For all my worrying about Adrian getting middle child syndrome, he is proving himself in his new Kindergarten habitat. He’s having no trouble making friends, and Stephen is taking notice.
I asked the boys what the procedure is for buying lunch at school. “So you get your lunch, and then…what? You tell the lunch lady your name?”
“Yes,” Stephen said. “You tell her your name so she can find it in the computer.”
“I don’t tell her my name,” Adrian piped up. “She knows my name!”
Stephen’s face fell. “What? I’ve been at that school longer than you, and she doesn’t know my name!” He looked a little put out.
One day after school, Stephen shook his head in wonder as he confided to my mom: “Adrian knows everyone on the bus,” he told her. “Even the 5th graders!”

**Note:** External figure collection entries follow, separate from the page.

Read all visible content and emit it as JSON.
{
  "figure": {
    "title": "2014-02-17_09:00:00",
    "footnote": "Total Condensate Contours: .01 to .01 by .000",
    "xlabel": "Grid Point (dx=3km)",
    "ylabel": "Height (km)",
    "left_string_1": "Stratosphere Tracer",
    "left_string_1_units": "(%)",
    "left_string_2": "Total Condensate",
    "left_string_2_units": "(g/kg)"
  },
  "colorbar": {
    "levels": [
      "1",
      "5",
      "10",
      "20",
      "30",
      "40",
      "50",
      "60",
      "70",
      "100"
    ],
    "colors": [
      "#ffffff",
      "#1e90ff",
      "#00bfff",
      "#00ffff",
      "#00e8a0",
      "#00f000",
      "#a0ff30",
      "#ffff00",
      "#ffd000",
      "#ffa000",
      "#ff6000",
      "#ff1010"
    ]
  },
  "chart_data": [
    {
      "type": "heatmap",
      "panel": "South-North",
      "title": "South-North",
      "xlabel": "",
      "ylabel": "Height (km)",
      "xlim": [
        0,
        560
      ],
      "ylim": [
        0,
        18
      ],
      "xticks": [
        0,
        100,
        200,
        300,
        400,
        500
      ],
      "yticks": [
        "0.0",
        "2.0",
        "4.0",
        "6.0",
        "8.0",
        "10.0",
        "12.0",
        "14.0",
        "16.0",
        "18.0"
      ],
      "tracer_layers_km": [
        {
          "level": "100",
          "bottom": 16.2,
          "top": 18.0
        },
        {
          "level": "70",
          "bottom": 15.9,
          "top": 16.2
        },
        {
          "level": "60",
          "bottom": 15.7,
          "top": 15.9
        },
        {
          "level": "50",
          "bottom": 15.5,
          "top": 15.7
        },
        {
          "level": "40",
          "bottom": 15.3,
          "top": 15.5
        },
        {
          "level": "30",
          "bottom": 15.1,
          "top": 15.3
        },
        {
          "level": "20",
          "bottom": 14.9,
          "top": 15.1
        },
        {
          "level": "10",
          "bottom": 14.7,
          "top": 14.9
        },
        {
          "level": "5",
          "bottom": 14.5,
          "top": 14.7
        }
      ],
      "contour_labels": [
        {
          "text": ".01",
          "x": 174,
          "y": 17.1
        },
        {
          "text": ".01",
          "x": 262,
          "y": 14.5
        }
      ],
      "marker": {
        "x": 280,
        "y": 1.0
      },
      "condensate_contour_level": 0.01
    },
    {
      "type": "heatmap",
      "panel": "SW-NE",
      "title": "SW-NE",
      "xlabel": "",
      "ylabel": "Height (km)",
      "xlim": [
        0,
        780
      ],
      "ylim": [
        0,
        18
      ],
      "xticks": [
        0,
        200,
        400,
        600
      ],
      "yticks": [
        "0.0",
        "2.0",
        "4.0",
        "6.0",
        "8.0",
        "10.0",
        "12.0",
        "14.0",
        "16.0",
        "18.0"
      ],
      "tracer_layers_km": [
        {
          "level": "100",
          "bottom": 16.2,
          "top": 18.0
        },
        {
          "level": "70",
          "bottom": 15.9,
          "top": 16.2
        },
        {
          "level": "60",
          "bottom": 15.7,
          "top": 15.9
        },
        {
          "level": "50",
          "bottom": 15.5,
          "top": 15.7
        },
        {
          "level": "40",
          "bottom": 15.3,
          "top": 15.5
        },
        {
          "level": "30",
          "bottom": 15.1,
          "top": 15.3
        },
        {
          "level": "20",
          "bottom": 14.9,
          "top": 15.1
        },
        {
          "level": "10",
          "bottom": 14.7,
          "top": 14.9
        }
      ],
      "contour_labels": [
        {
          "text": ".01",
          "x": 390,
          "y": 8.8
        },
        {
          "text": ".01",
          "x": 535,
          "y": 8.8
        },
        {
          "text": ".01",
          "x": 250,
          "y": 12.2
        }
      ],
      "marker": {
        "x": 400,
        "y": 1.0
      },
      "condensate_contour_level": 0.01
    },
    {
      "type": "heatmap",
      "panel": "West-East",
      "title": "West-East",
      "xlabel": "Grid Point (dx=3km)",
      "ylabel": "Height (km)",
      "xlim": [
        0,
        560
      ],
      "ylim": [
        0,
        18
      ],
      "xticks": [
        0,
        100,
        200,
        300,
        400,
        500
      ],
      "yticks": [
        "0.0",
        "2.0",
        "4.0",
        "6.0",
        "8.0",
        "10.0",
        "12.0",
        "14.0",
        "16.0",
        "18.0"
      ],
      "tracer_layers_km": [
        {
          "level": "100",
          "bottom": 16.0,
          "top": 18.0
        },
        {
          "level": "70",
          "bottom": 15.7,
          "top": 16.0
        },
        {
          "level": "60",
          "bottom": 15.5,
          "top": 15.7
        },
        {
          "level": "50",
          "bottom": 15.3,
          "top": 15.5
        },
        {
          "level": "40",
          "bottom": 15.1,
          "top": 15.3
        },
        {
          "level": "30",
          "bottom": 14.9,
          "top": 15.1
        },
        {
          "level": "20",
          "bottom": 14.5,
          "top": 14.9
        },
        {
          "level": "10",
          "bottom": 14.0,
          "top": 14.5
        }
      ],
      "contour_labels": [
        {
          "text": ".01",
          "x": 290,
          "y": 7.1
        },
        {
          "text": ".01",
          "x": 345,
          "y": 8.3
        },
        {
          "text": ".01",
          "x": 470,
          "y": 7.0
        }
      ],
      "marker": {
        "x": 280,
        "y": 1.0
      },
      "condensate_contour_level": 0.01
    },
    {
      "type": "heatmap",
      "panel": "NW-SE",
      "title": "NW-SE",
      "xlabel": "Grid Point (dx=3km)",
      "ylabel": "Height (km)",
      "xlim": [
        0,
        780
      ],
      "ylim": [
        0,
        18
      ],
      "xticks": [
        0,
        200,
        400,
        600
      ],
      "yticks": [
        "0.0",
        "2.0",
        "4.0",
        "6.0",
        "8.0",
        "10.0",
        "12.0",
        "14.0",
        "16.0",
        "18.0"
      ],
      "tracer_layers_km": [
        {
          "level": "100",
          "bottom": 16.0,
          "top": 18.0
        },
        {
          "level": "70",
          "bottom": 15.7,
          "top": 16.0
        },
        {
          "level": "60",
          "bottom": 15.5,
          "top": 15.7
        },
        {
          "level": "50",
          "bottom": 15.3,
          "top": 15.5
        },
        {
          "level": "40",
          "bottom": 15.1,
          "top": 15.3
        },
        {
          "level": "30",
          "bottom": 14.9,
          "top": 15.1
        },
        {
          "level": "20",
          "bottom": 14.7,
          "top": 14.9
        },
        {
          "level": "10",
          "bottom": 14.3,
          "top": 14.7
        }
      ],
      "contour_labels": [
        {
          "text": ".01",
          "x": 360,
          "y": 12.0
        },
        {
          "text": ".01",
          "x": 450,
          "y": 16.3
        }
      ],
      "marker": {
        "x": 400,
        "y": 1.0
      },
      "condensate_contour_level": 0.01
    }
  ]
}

Stephen, sometimes socially reserved, has begun asking Adrian to accompany him on friend-finding in the neighborhood. He’s usually reluctant to ring doorbells to find available friends. “Can Adrian go with me?” He asks.
“Really? You need your little brother to hold your hand to see if your friend can play?”
“Well….” he shrugs, “Yeah….Adrian is good with everyone. He’s not shy.”
Then last week, Stephen told me, “When I got off the bus this morning, the principal said ‘Hi Adrian’ to me.”
“Did you correct him?” I asked. “People won’t know they made a mistake with your name unless you tell them!”
“I guess,” he said, frowning. “But everyone knows Adrian.”
And then, the latest example of the social bigness of his little brother. Stephen’s class has a system to compliment each other, and they are supposed to write down compliments and hand them out. This was the compliment “Stephen” received:
Stephen handed the note to me. “Look what someone put in my bucket!” He exclaimed, shaking his head. “I told her, ‘I know he’s adorable, why do you have to tell me that!?”
With adorable Adrian and red headed twins coming up behind him, the competition is getting tough!